He didn't have to say a word, but he did.
Before I elaborate, Cox is huge in baseball history, and here's a quick reason why: You can make the case without too much of an effort that he was the greatest manager ever. Is that quick enough for you? If not, there's more: After the 2010 season, he finished his 29 years of managing -- which included four years with the Blue Jays -- with more victories than anybody not named Connie Mack, John McGraw or Tony La Russa.
None of those other managers accomplished what Cox did, though -- Cox reached the postseason a record 15 consecutive times in full seasons as a manager. He did so during his last year with the Blue Jays in 1985, and after he began the second of his two stints with the Braves as a full-time manager in 1991, he lengthened that streak.
There's even more. In addition to 15 division titles, Cox grabbed five pennants and a world championship. He was named Manager of the Year four times, and he is the only person ever to receive the award in consecutive seasons. He also prospered as a manager no matter the composition of his rosters. Veteran ones. Young ones. Injured ones. And you never heard any of his players say anything negative about their manager who always complimented his guys in public, but wasn't afraid to slam them with his tongue in private.
Cox loved managing so much that he arrived hours before the opening pitch, just to pull on his uniform as soon as possible. He enjoyed sitting around the clubhouse, the dugout or somewhere else in the ballpark with his cigar blowing smoke across the room.
Then there were the spikes. Have to mention the spikes. Cox was the last man in the history of the game to wear spikes. The point is, how do you go from all of those baseball things after decades as an accomplished manager to spending most of your time on your farm in Adairsville, Ga., taking care of your garden?
The answer: You don't.
You do the garden thing and something else.
"I've got the baseball [television] package at home, so I can see a lot of games," said Cox, chuckling, recalling how he regularly retreats to the privacy of his recliner in his family room with remote in hand. "It's mostly the Braves every single night. Hardly ever miss a game. And I still get down here [to Turner Field] 20-something games a year, probably. And I talk to Fredi [Gonzalez] all the time. You know, just to stay involved with the game a little bit.
"Going cold turkey is hard to do. I don't know how anybody could do it. They retire, and they never see another game. Not for me. Be around it. Get my baseball fix, and I'm fine."
Suddenly, with Cox's eyes sparkling, that elephant between us in the dugout grew larger. Among the many things that inquiring minds wanted to know: Since Cox was a highly engaged manager -- exemplified by his record 158 ejections from games -- is he as involved with the Braves from his recliner as he was from the dugout?
"You know, it still gets nerve-wracking watching the games. They're all so tight," Cox said. "Since the Braves play a lot of tight games, you're on the edge of your seat all the time. Just like managing."

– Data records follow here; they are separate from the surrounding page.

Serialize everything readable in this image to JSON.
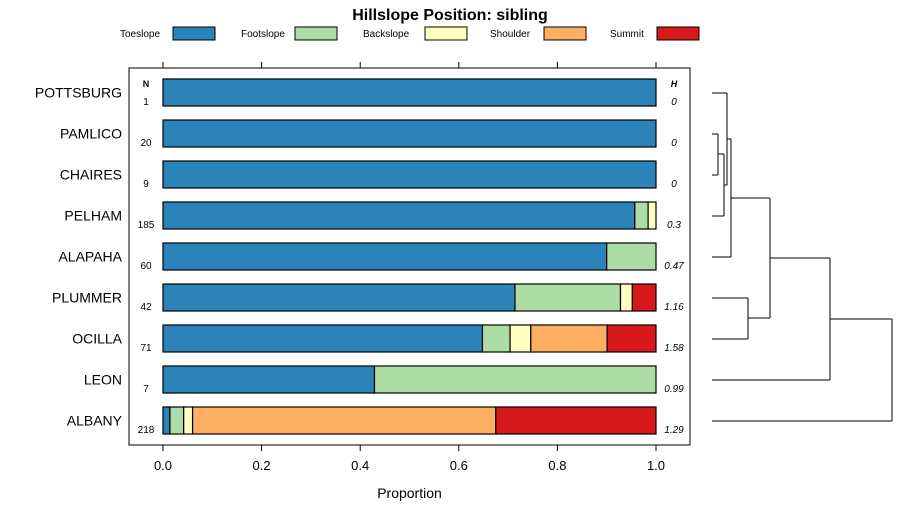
{
  "chart_data": {
    "type": "bar",
    "stacked": true,
    "orientation": "horizontal",
    "title": "Hillslope Position: sibling",
    "xlabel": "Proportion",
    "ylabel": "",
    "xlim": [
      0,
      1
    ],
    "xticks": [
      "0.0",
      "0.2",
      "0.4",
      "0.6",
      "0.8",
      "1.0"
    ],
    "n_header": "N",
    "h_header": "H",
    "legend_position": "top",
    "series": [
      {
        "name": "Toeslope",
        "color": "#2b83ba"
      },
      {
        "name": "Footslope",
        "color": "#abdda4"
      },
      {
        "name": "Backslope",
        "color": "#ffffbf"
      },
      {
        "name": "Shoulder",
        "color": "#fdae61"
      },
      {
        "name": "Summit",
        "color": "#d7191c"
      }
    ],
    "categories": [
      "POTTSBURG",
      "PAMLICO",
      "CHAIRES",
      "PELHAM",
      "ALAPAHA",
      "PLUMMER",
      "OCILLA",
      "LEON",
      "ALBANY"
    ],
    "n": [
      "1",
      "20",
      "9",
      "185",
      "60",
      "42",
      "71",
      "7",
      "218"
    ],
    "h": [
      "0",
      "0",
      "0",
      "0.3",
      "0.47",
      "1.16",
      "1.58",
      "0.99",
      "1.29"
    ],
    "values": [
      [
        1.0,
        0.0,
        0.0,
        0.0,
        0.0
      ],
      [
        1.0,
        0.0,
        0.0,
        0.0,
        0.0
      ],
      [
        1.0,
        0.0,
        0.0,
        0.0,
        0.0
      ],
      [
        0.957,
        0.027,
        0.016,
        0.0,
        0.0
      ],
      [
        0.9,
        0.1,
        0.0,
        0.0,
        0.0
      ],
      [
        0.714,
        0.214,
        0.024,
        0.0,
        0.048
      ],
      [
        0.648,
        0.056,
        0.042,
        0.155,
        0.099
      ],
      [
        0.429,
        0.571,
        0.0,
        0.0,
        0.0
      ],
      [
        0.014,
        0.028,
        0.018,
        0.615,
        0.325
      ]
    ],
    "dendrogram": true
  }
}
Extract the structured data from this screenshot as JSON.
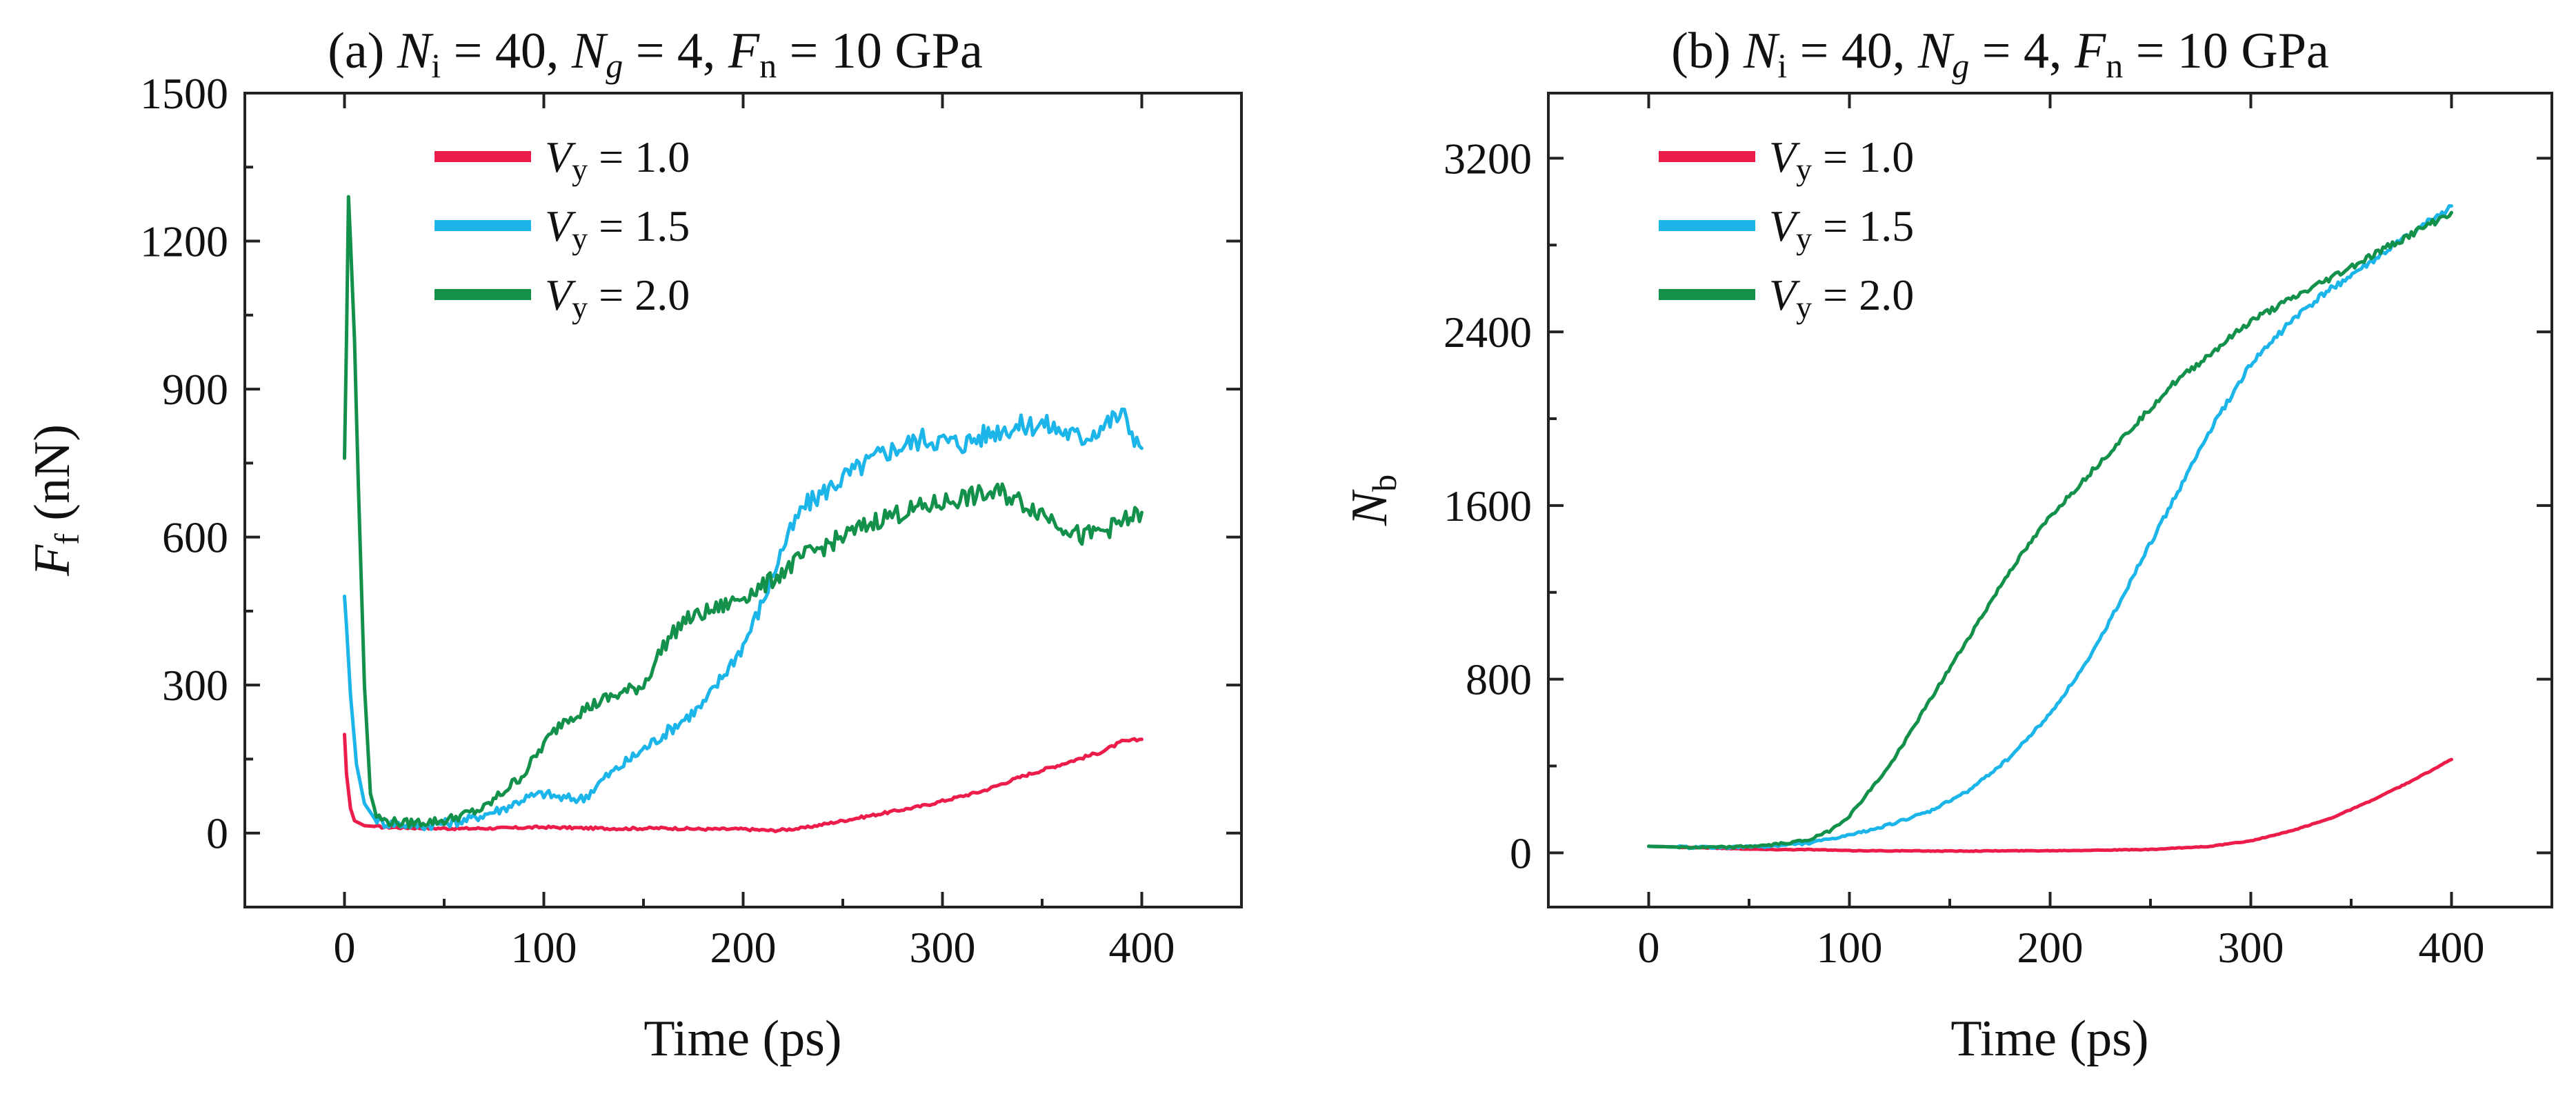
{
  "colors": {
    "red": "#EC1C4B",
    "cyan": "#1CB5EA",
    "green": "#13914B"
  },
  "chart_data": [
    {
      "type": "line",
      "title": "(a)  Ni = 40, Ng = 4, Fn = 10 GPa",
      "title_parts": {
        "label": "(a)",
        "ni": "N",
        "ni_sub": "i",
        "ni_val": " = 40, ",
        "ng": "N",
        "ng_sub": "g",
        "ng_val": " = 4, ",
        "fn": "F",
        "fn_sub": "n",
        "fn_val": " = 10 GPa"
      },
      "xlabel": "Time (ps)",
      "ylabel": "Ff (nN)",
      "ylabel_parts": {
        "sym": "F",
        "sub": "f",
        "unit": " (nN)"
      },
      "xlim": [
        -50,
        450
      ],
      "ylim": [
        -150,
        1500
      ],
      "xticks": [
        0,
        100,
        200,
        300,
        400
      ],
      "yticks": [
        0,
        300,
        600,
        900,
        1200,
        1500
      ],
      "legend_position": "top-left",
      "series": [
        {
          "name": "Vy = 1.0",
          "sym": "V",
          "sub": "y",
          "val": " = 1.0",
          "color": "#EC1C4B",
          "x": [
            0,
            1,
            3,
            5,
            10,
            20,
            40,
            60,
            80,
            100,
            120,
            140,
            160,
            180,
            200,
            215,
            230,
            250,
            270,
            290,
            300,
            320,
            340,
            360,
            380,
            390,
            400
          ],
          "y": [
            200,
            120,
            50,
            25,
            15,
            12,
            10,
            9,
            10,
            12,
            10,
            9,
            10,
            8,
            8,
            5,
            10,
            25,
            40,
            55,
            65,
            85,
            115,
            140,
            165,
            185,
            190
          ]
        },
        {
          "name": "Vy = 1.5",
          "sym": "V",
          "sub": "y",
          "val": " = 1.5",
          "color": "#1CB5EA",
          "x": [
            0,
            1,
            3,
            6,
            10,
            15,
            20,
            40,
            60,
            80,
            90,
            100,
            110,
            120,
            130,
            140,
            160,
            180,
            200,
            210,
            220,
            230,
            250,
            270,
            290,
            310,
            330,
            350,
            370,
            390,
            400
          ],
          "y": [
            480,
            420,
            280,
            140,
            60,
            30,
            20,
            15,
            25,
            50,
            70,
            80,
            70,
            70,
            110,
            140,
            200,
            260,
            380,
            470,
            580,
            660,
            720,
            770,
            800,
            790,
            820,
            830,
            800,
            850,
            780
          ]
        },
        {
          "name": "Vy = 2.0",
          "sym": "V",
          "sub": "y",
          "val": " = 2.0",
          "color": "#13914B",
          "x": [
            0,
            1,
            2,
            3,
            5,
            7,
            10,
            13,
            16,
            20,
            30,
            50,
            70,
            90,
            100,
            110,
            130,
            150,
            160,
            170,
            190,
            210,
            230,
            250,
            270,
            290,
            310,
            330,
            350,
            370,
            385,
            400
          ],
          "y": [
            760,
            1000,
            1290,
            1200,
            1000,
            700,
            300,
            80,
            35,
            25,
            20,
            25,
            50,
            120,
            180,
            230,
            270,
            300,
            380,
            430,
            460,
            500,
            560,
            600,
            640,
            660,
            680,
            690,
            650,
            600,
            620,
            650
          ]
        }
      ]
    },
    {
      "type": "line",
      "title": "(b)  Ni = 40, Ng = 4, Fn = 10 GPa",
      "title_parts": {
        "label": "(b)",
        "ni": "N",
        "ni_sub": "i",
        "ni_val": " = 40, ",
        "ng": "N",
        "ng_sub": "g",
        "ng_val": " = 4, ",
        "fn": "F",
        "fn_sub": "n",
        "fn_val": " = 10 GPa"
      },
      "xlabel": "Time (ps)",
      "ylabel": "Nb",
      "ylabel_parts": {
        "sym": "N",
        "sub": "b",
        "unit": ""
      },
      "xlim": [
        -50,
        450
      ],
      "ylim": [
        -250,
        3500
      ],
      "xticks": [
        0,
        100,
        200,
        300,
        400
      ],
      "yticks": [
        0,
        800,
        1600,
        2400,
        3200
      ],
      "legend_position": "top-left",
      "series": [
        {
          "name": "Vy = 1.0",
          "sym": "V",
          "sub": "y",
          "val": " = 1.0",
          "color": "#EC1C4B",
          "x": [
            0,
            20,
            40,
            60,
            80,
            100,
            150,
            200,
            250,
            280,
            300,
            320,
            340,
            360,
            380,
            400
          ],
          "y": [
            30,
            25,
            20,
            15,
            15,
            10,
            8,
            10,
            15,
            30,
            55,
            100,
            160,
            240,
            330,
            430
          ]
        },
        {
          "name": "Vy = 1.5",
          "sym": "V",
          "sub": "y",
          "val": " = 1.5",
          "color": "#1CB5EA",
          "x": [
            0,
            20,
            40,
            60,
            80,
            100,
            120,
            140,
            160,
            180,
            200,
            220,
            240,
            260,
            280,
            300,
            320,
            340,
            360,
            380,
            400
          ],
          "y": [
            30,
            25,
            25,
            30,
            45,
            80,
            130,
            190,
            290,
            440,
            640,
            900,
            1250,
            1600,
            1950,
            2250,
            2450,
            2600,
            2720,
            2850,
            2980
          ]
        },
        {
          "name": "Vy = 2.0",
          "sym": "V",
          "sub": "y",
          "val": " = 2.0",
          "color": "#13914B",
          "x": [
            0,
            20,
            40,
            60,
            80,
            90,
            100,
            120,
            140,
            160,
            180,
            200,
            220,
            240,
            260,
            280,
            300,
            320,
            340,
            360,
            380,
            400
          ],
          "y": [
            30,
            25,
            25,
            35,
            60,
            100,
            170,
            400,
            700,
            1000,
            1300,
            1550,
            1750,
            1950,
            2150,
            2300,
            2450,
            2550,
            2650,
            2750,
            2850,
            2950
          ]
        }
      ]
    }
  ]
}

And just like the manager in Cox, the fan in Cox doesn't spend a lot of time during games with arms folded and mouth closed. He laughed again, adding, "I'm trying to sit back and relax while watching, but I'm driving my wife crazy. She has gotten on me about yelling and screaming with the Braves on. Yeah, I do that. Ah, you're rooting for them so hard, and there's nothing you can do."
That elephant kept getting bigger. I mean, Casey Stengel managed the Mets in 1965 at 74. Nearly four decades later, Jack McKeon became the oldest manager ever to capture a championship when he did so at Cox's current age of 72 with the Marlins in 2003. Eight years after that, McKeon managed the Marlins again at 80.

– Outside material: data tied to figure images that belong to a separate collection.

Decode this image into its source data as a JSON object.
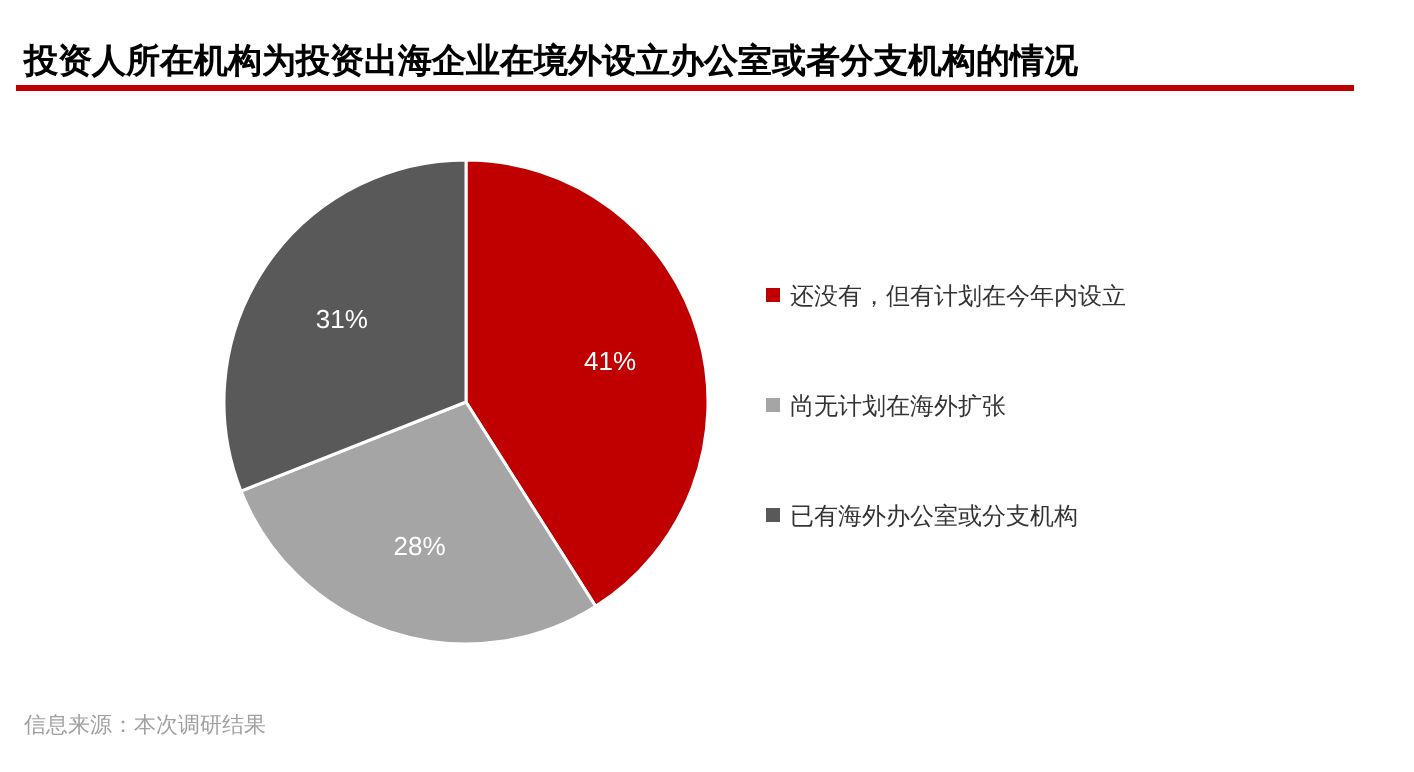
{
  "chart_data": {
    "type": "pie",
    "title": "投资人所在机构为投资出海企业在境外设立办公室或者分支机构的情况",
    "categories": [
      "还没有，但有计划在今年内设立",
      "尚无计划在海外扩张",
      "已有海外办公室或分支机构"
    ],
    "values": [
      41,
      28,
      31
    ],
    "colors": [
      "#c00000",
      "#a5a5a5",
      "#595959"
    ],
    "value_labels": [
      "41%",
      "28%",
      "31%"
    ],
    "legend": "right",
    "annotations": [
      "信息来源：本次调研结果"
    ]
  }
}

Mack ended his managerial career at 87.
Even after Cox's last game in 2010, when the Braves lost at home in the NLDS to the Giants, he looked vibrant enough to reach McKeon territory and slightly beyond. Now he appears more refreshed after a couple of years of planting vegetables in his garden between throwing baseball tantrums in front of his television set.
Which brought us face-to-face with that elephant. So has Cox ever had thoughts of returning as a manager?
"Well," Cox said, with a little pause. "It crossed my mind a couple of times, but once you announce you're retired, you know, stick with it. I wanted to go out as a Brave, so..."
So ... what about another team? Has anybody called Cox to ask if he wished to become a team's manager or general manager? He also worked splendidly as the Braves' general manager during the latter 1980s, when he gathered much of the talent for the Braves teams he managed during the 1990s and early part of this century.
Cox responded quickly, saying, "Like I said, as long as I'm around baseball, I'm fine. Just in a small manner. It doesn't have to be daily. Physically, I'm fine. It was just time to get a younger guy in here, and Fredi has done a fantastic job. Fredi's really good."
Cox was really great.
Terence Moore is a columnist for MLB.com. This story was not subject to the approval of Major League Baseball or its clubs.